[RIKEN AIP Achievement Report Event] CompressedAI2025: Compressed Data Structures for Advanced Intelligent Data Analysis
📊 RIKEN AIP Achievement Report Event
CompressedAI2025: Compressed Data Structures for Advanced Intelligent Data Analysis
🧠 Workshop Overview
This workshop highlights recent advancements in compressed data structures and AI, with a focus on real-world applications in data analysis.
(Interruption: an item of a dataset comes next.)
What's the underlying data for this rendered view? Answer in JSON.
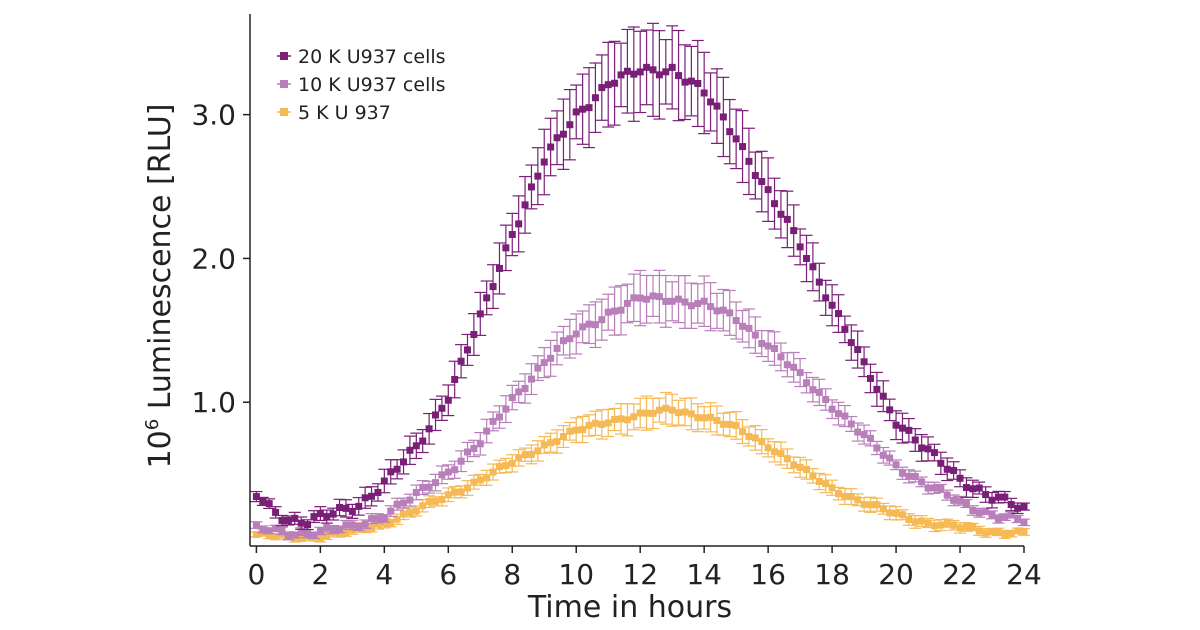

Topics include:
- Advanced compressed data structures
- Efficient algorithms
- Cutting-edge ML models
- Graph-based methodologies
- Algorithmic techniques for real-world challenges
The event features talks by leading researchers with significant contributions in these fields.
🎯 Key Topics
- Advanced Algorithmic Techniques
- Compressed Data Structures
- Machine Learning
- Applications: Bioinformatics, Chemoinformatics, Trajectory Data Analyses
🏢 Organization
Succinct Information Processing Team, RIKEN-AIP
🗓️ Date
July 3rd and 4th
📍 Venue
- In-person: RIKEN-AIP Nihonbashi office (Access) (please register via the Google form)
- Virtual: Zoom
👥 Speakers
- Travis Gagie (Dalhousie University)
- Tomohiro I (Kyushu Institute of Technology)
- Ben Langmead (Johns Hopkins University)
- Takaaki Nishimoto (RIKEN-AIP)
- Giulio Ermanno Pibiri (Ca’ Foscari University)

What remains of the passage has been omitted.